Google is announcing a handful of new accessibility-oriented features, including the ability to add alt-text to images sent using Gmail. The features come as part of Global Accessibility Awareness Day, held annually on the third Thursday of May.
The ability to add alt-text to images on Gmail is rolling out now
Google said the image alt-text feature on Gmail is rolling out immediately. This will particularly help people who rely on screen readers to get an accurate audio description of an image. Additionally, people who use American Sign Language or ASL will welcome the addition of multi-pin on Google Meet. Using this feature, people who are deaf or hard of hearing can pin both the presenter and the interpreter’s screen together, thereby speeding up communication (via Android Police).
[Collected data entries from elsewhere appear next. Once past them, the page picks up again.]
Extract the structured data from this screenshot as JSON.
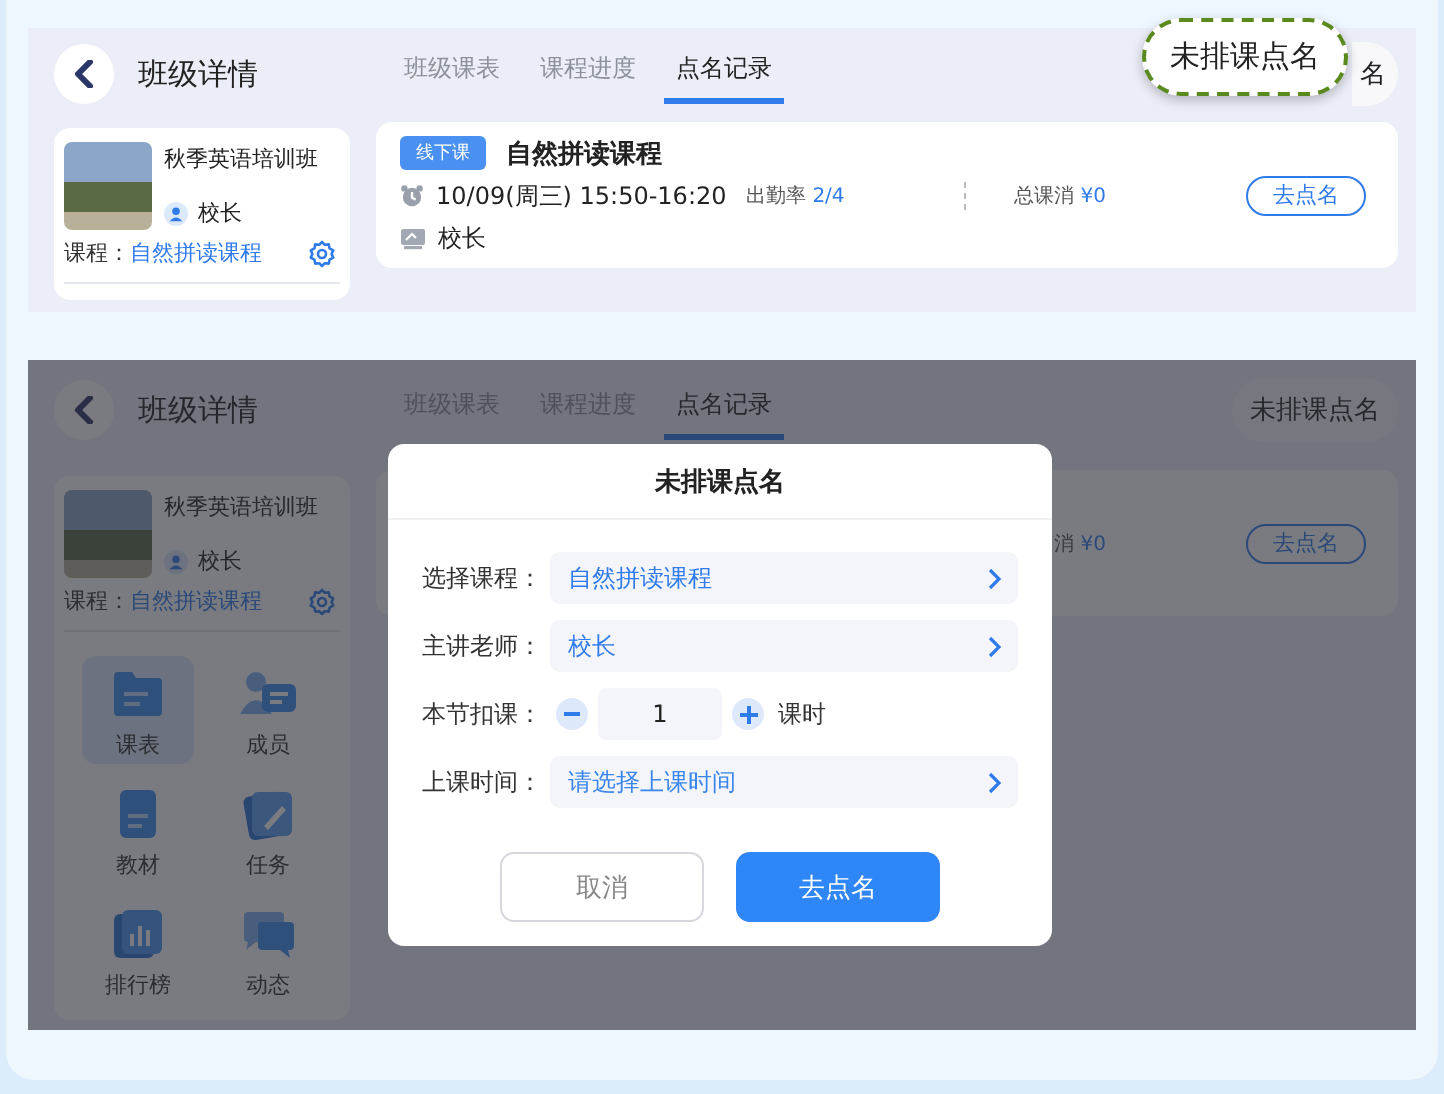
{
  "panels": [
    {
      "dimmed": false,
      "title": "班级详情",
      "tabs": [
        {
          "label": "班级课表",
          "selected": false
        },
        {
          "label": "课程进度",
          "selected": false
        },
        {
          "label": "点名记录",
          "selected": true
        }
      ],
      "action_button": {
        "label": "名"
      },
      "callout": {
        "label": "未排课点名"
      },
      "class_card": {
        "name": "秋季英语培训班",
        "teacher": "校长",
        "course_label": "课程：",
        "course": "自然拼读课程"
      },
      "record": {
        "tag": "线下课",
        "title": "自然拼读课程",
        "time": "10/09(周三) 15:50-16:20",
        "attendance_label": "出勤率",
        "attendance_value": "2/4",
        "consumption_label": "总课消",
        "consumption_value": "¥0",
        "teacher": "校长",
        "button": "去点名"
      }
    },
    {
      "dimmed": true,
      "title": "班级详情",
      "tabs": [
        {
          "label": "班级课表",
          "selected": false
        },
        {
          "label": "课程进度",
          "selected": false
        },
        {
          "label": "点名记录",
          "selected": true
        }
      ],
      "action_button": {
        "label": "未排课点名"
      },
      "class_card": {
        "name": "秋季英语培训班",
        "teacher": "校长",
        "course_label": "课程：",
        "course": "自然拼读课程",
        "nav_items": [
          {
            "label": "课表",
            "selected": true
          },
          {
            "label": "成员",
            "selected": false
          },
          {
            "label": "教材",
            "selected": false
          },
          {
            "label": "任务",
            "selected": false
          },
          {
            "label": "排行榜",
            "selected": false
          },
          {
            "label": "动态",
            "selected": false
          }
        ]
      },
      "record": {
        "consumption_label": "消",
        "consumption_value": "¥0",
        "button": "去点名"
      },
      "modal": {
        "title": "未排课点名",
        "rows": [
          {
            "kind": "select",
            "label": "选择课程：",
            "value": "自然拼读课程"
          },
          {
            "kind": "select",
            "label": "主讲老师：",
            "value": "校长"
          },
          {
            "kind": "stepper",
            "label": "本节扣课：",
            "value": "1",
            "unit": "课时"
          },
          {
            "kind": "select",
            "label": "上课时间：",
            "placeholder": "请选择上课时间"
          }
        ],
        "cancel": "取消",
        "confirm": "去点名"
      }
    }
  ]
}
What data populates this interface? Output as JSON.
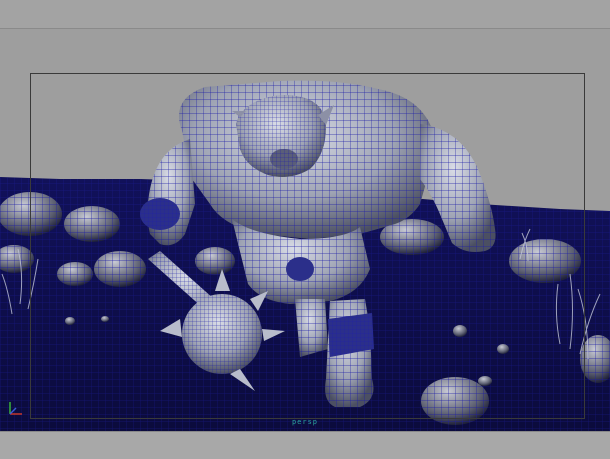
{
  "viewport": {
    "camera_name": "persp",
    "mode": "wireframe-on-shaded",
    "wire_color": "#1f1fa8",
    "shade_color": "#c9ccd6",
    "background_color": "#9e9e9e"
  },
  "axis": {
    "x_color": "#d33b2b",
    "y_color": "#3cbf3c",
    "z_color": "#3b5bd6"
  },
  "icons": [
    "axis-gizmo-icon"
  ]
}
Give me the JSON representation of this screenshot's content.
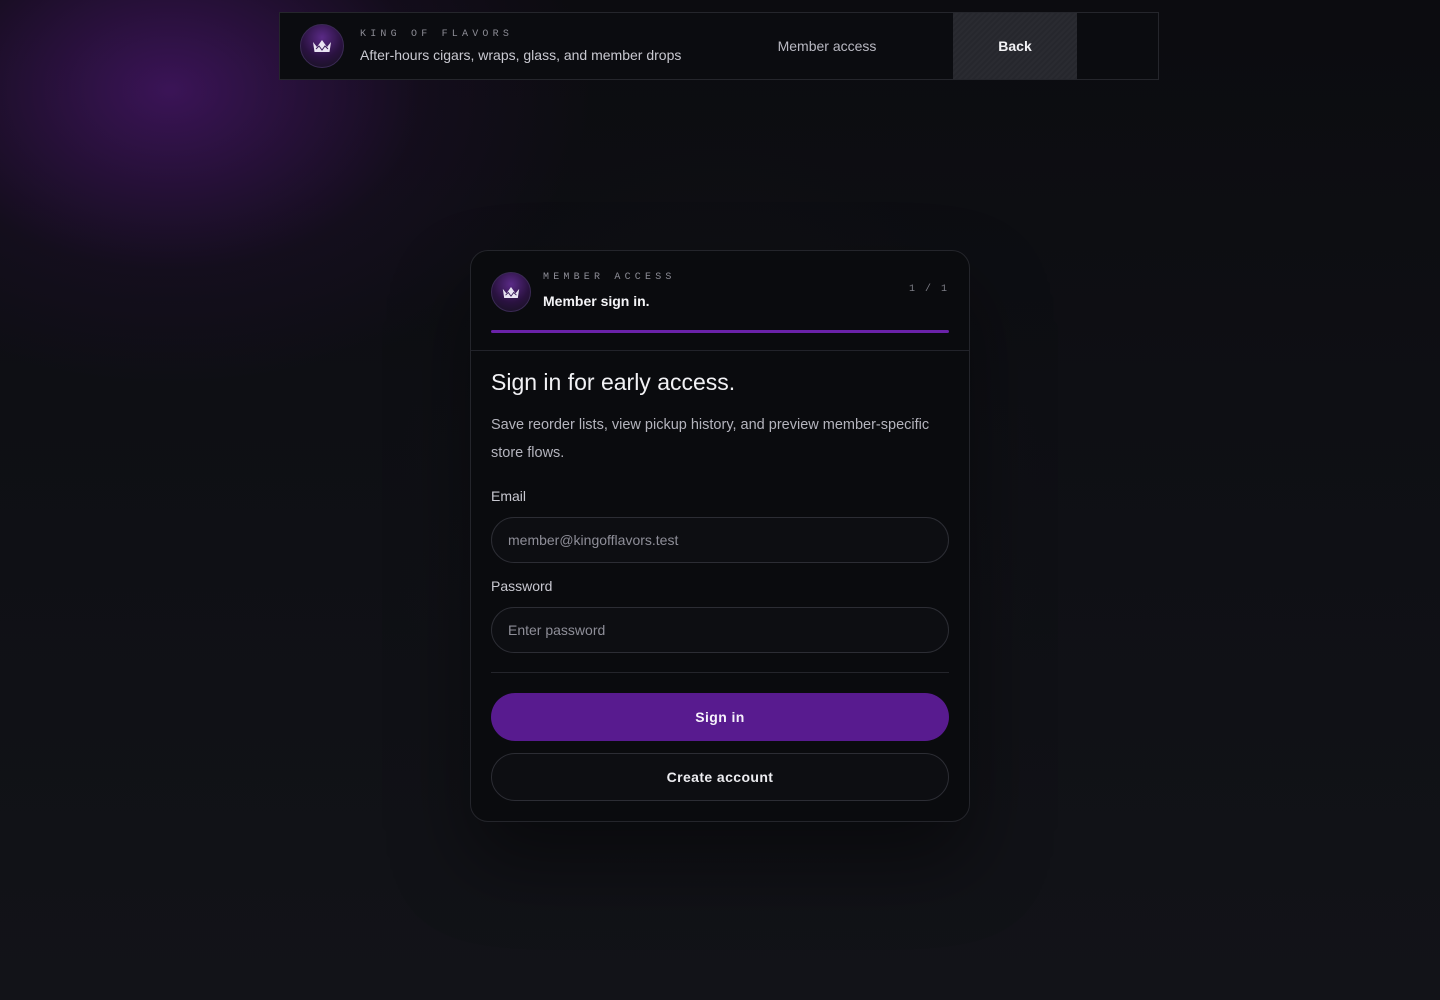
{
  "colors": {
    "accent": "#581b8f",
    "progress": "#6a22a8",
    "background": "#0e0f13",
    "card": "#0a0b0e"
  },
  "header": {
    "logo_icon": "crown-icon",
    "kicker": "KING OF FLAVORS",
    "tagline": "After-hours cigars, wraps, glass, and member drops",
    "nav_link": "Member access",
    "back_label": "Back"
  },
  "card": {
    "logo_icon": "crown-icon",
    "kicker": "MEMBER ACCESS",
    "title": "Member sign in.",
    "step": "1 / 1",
    "progress": 1.0,
    "heading": "Sign in for early access.",
    "description": "Save reorder lists, view pickup history, and preview member-specific store flows.",
    "email": {
      "label": "Email",
      "value": "",
      "placeholder": "member@kingofflavors.test"
    },
    "password": {
      "label": "Password",
      "value": "",
      "placeholder": "Enter password"
    },
    "sign_in_label": "Sign in",
    "create_account_label": "Create account"
  }
}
YouTube users with visual impairments can now find audio descriptions of videos. These descriptions will explain the contents of the video as they occur. Google says the feature will roll out to all English content on YouTube Originals from a year ago or newer.
Project Euphonia is gaining support for four new languages
Google’s ambitious research initiative known as Project Euphonia is also getting a boost with new languages. Euphonia now supports French, Hindi, Japanese, and Spanish. This 2019 initiative looks to “create more inclusive speech recognition models” with assistance from people with speech impairments. “With this expansion, we can create even more helpful technology for more people — no matter where they are or what language they speak,” Google said about the update.
The company also offered an update on its programs aimed at helping people with disabilities:
“We need to work to make sure our teams at Google are reflective of the people we’re building for. To do so, last year we launched our hiring site geared toward people with disabilities — including our Autism Career Program to further grow and strengthen our autistic community,” said Eve Andersson, Senior Director, Product Inclusion, Equity, and Accessibility at Google.
“Most recently, we helped launch the Neurodiversity Career Connector along with other companies to create a job portal that connects neurodiverse candidates to companies that are committed to hiring more inclusively,” Andersson further said.